The Following are Excerpts from Dr. Falco's address to the Board of Education on July 3, 2003.  The entire document can be downloaded here.

At a meeting of Commissioners of Common Schools of the City of Schenectady, held in the common council room, in said city on the 15th day of April 1854, the public school system for the children of the city was established.

For one hundred-fifty years of excellence in public education, the Schenectady City Schools have remained an institution since the presidency of Franklin Pierce.  As such, it has witnessed conflict from the Civil War through the current war in Iraq.  It has witnessed the sorrow of assassinations of great leaders from Abraham Lincoln through John . Kennedy, Robert F. Kennedy, and Martin Luther King.  It has witnessed great depression and great prosperity.  It is a school system that reflected and embraced the Industrial Age that has swept the nation and the world.

In 1854, and throughout most of the years that followed, the Schenectady school house was part of a conglomerate of cultural and institutional partners. Children were part of something larger than themselves and larger than the school.

In 1854, the family unit partnered with the schoolhouse.  The family unit has evolved over the past 150 years.  This is meant as a non-judgmental fact.  It is a suburban, as well as, an urban fact.  We are a society, for the most part of two parent working families and one parent working families.  School people always knew that children spent more time at "home" than at school.  This is still true.  However, the underlying assumption presumes more "quality time," to use the politically correct term, with adults . . . all parents, whether urban or suburban care for their children.  However, the partnership so vital to the child being a part of the whole had diminished.

In 1854, the Schenectady schoolhouse partnered with the religious community.  Children were part of the family, their religious denomination and the school.  Children were part of the whole.  The positive influence of religion on the individual lives of children has diminished substantially over the past 150 years.

In 1854, there was sense of community and government that promoted good citizenship.  It was fostered by shopkeepers, farmers, laborers and elected officials.  Children were part of the whole.

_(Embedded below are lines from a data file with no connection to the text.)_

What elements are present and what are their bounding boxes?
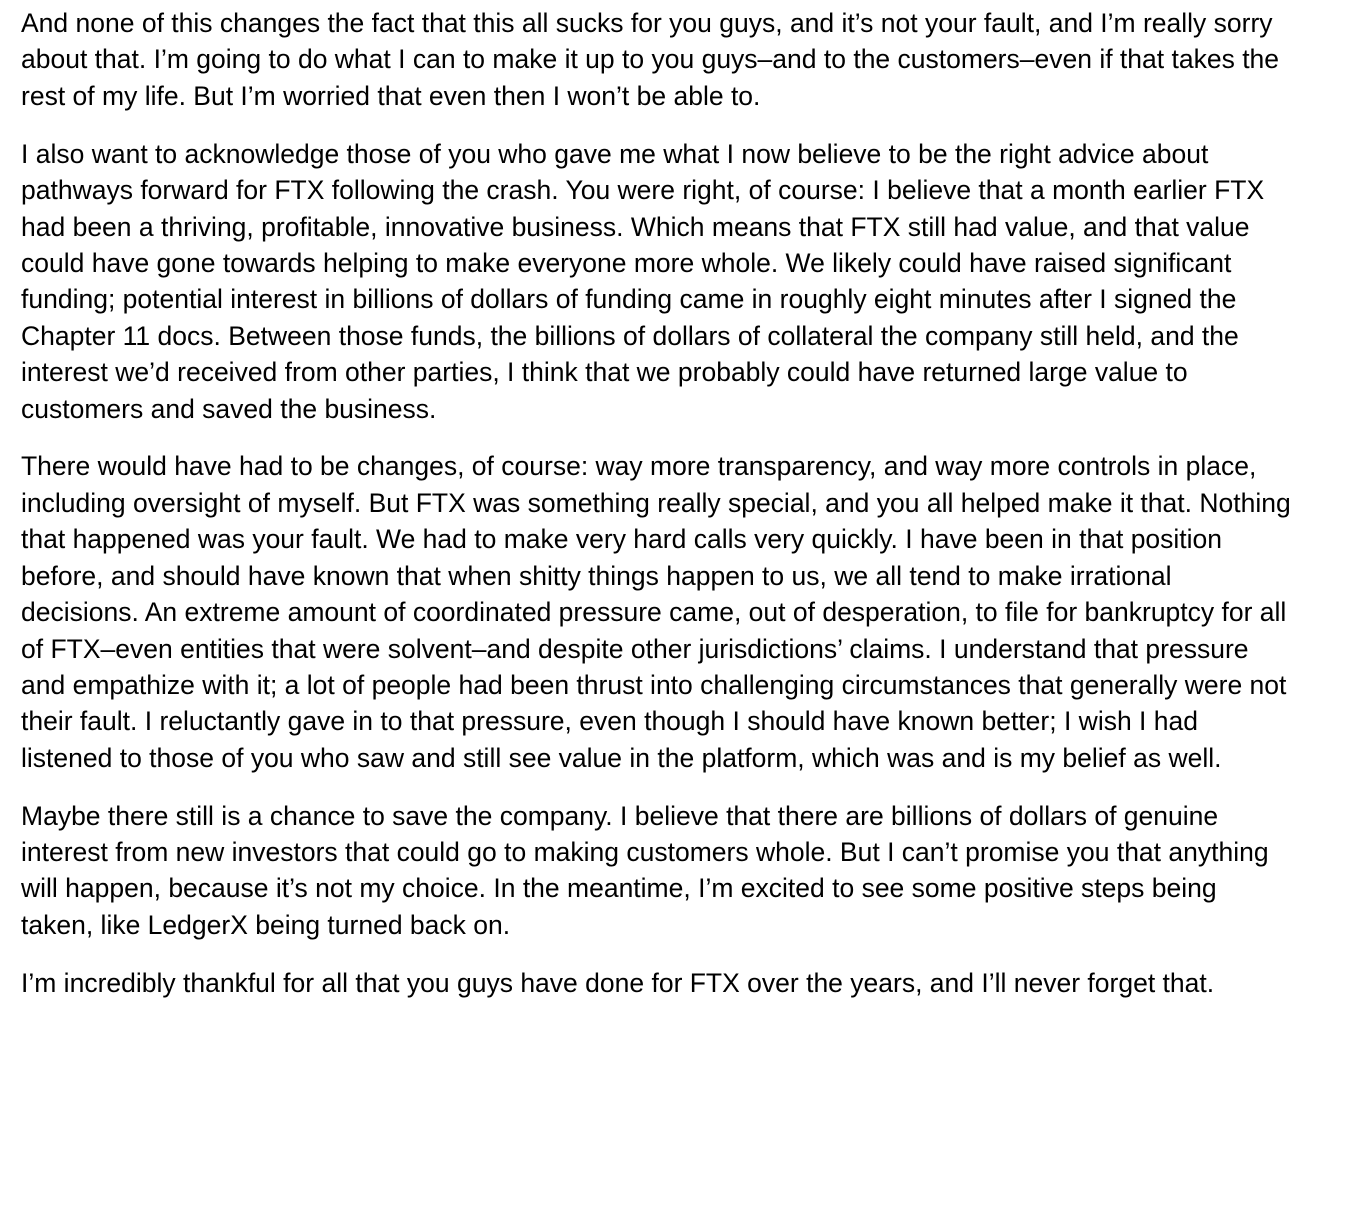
paragraph-5: I’m incredibly thankful for all that you guys have done for FTX over the years, and I’ll never forget that. [21,967,1215,998]
paragraph-2: I also want to acknowledge those of you who gave me what I now believe to be the right advice about pathways forward for FTX following the crash. You were right, of course: I believe that a month earlier FTX had been a thriving, profitable, innovative business. Which means that FTX still had value, and that value could have gone towards helping to make everyone more whole. We likely could have raised significant funding; potential interest in billions of dollars of funding came in roughly eight minutes after I signed the Chapter 11 docs. Between those funds, the billions of dollars of collateral the company still held, and the interest we’d received from other parties, I think that we probably could have returned large value to customers and saved the business. [21,138,1265,424]
paragraph-3: There would have had to be changes, of course: way more transparency, and way more controls in place, including oversight of myself. But FTX was something really special, and you all helped make it that. Nothing that happened was your fault. We had to make very hard calls very quickly. I have been in that position before, and should have known that when shitty things happen to us, we all tend to make irrational decisions. An extreme amount of coordinated pressure came, out of desperation, to file for bankruptcy for all of FTX–even entities that were solvent–and despite other jurisdictions’ claims. I understand that pressure and empathize with it; a lot of people had been thrust into challenging circumstances that generally were not their fault. I reluctantly gave in to that pressure, even though I should have known better; I wish I had listened to those of you who saw and still see value in the platform, which was and is my belief as well. [21,451,1291,773]
paragraph-1: And none of this changes the fact that this all sucks for you guys, and it’s not your fault, and I’m really sorry about that. I’m going to do what I can to make it up to you guys–and to the customers–even if that takes the rest of my life. But I’m worried that even then I won’t be able to. [21,8,1280,111]
paragraph-4: Maybe there still is a chance to save the company. I believe that there are billions of dollars of genuine interest from new investors that could go to making customers whole. But I can’t promise you that anything will happen, because it’s not my choice. In the meantime, I’m excited to see some positive steps being taken, like LedgerX being turned back on. [21,800,1269,940]
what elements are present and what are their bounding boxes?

Recognize that education was not equitable in 1854.  Recognize that high aspirational standards for all children were never part of any educational agenda in 1854 and for most f the years that followed.

In 1854, children were part of larger caring eco-systems that included family, church, community and school that, for the most part, shared values.  Schools then, as they do 150 year later, reflect the culture they serve.

Tomorrow's challenge is to raise the level of conversation about public education.  We must begin framing the questions that will enable us to identify the root cause issues.  If, as a school community we cannot agree on the problem then it is apparent that real solutions are not in the foreseeable future.  Tomorrow's challenge is no less demanding than those faced by our forbearers.  Tomorrow's challenge is unique because it is ours.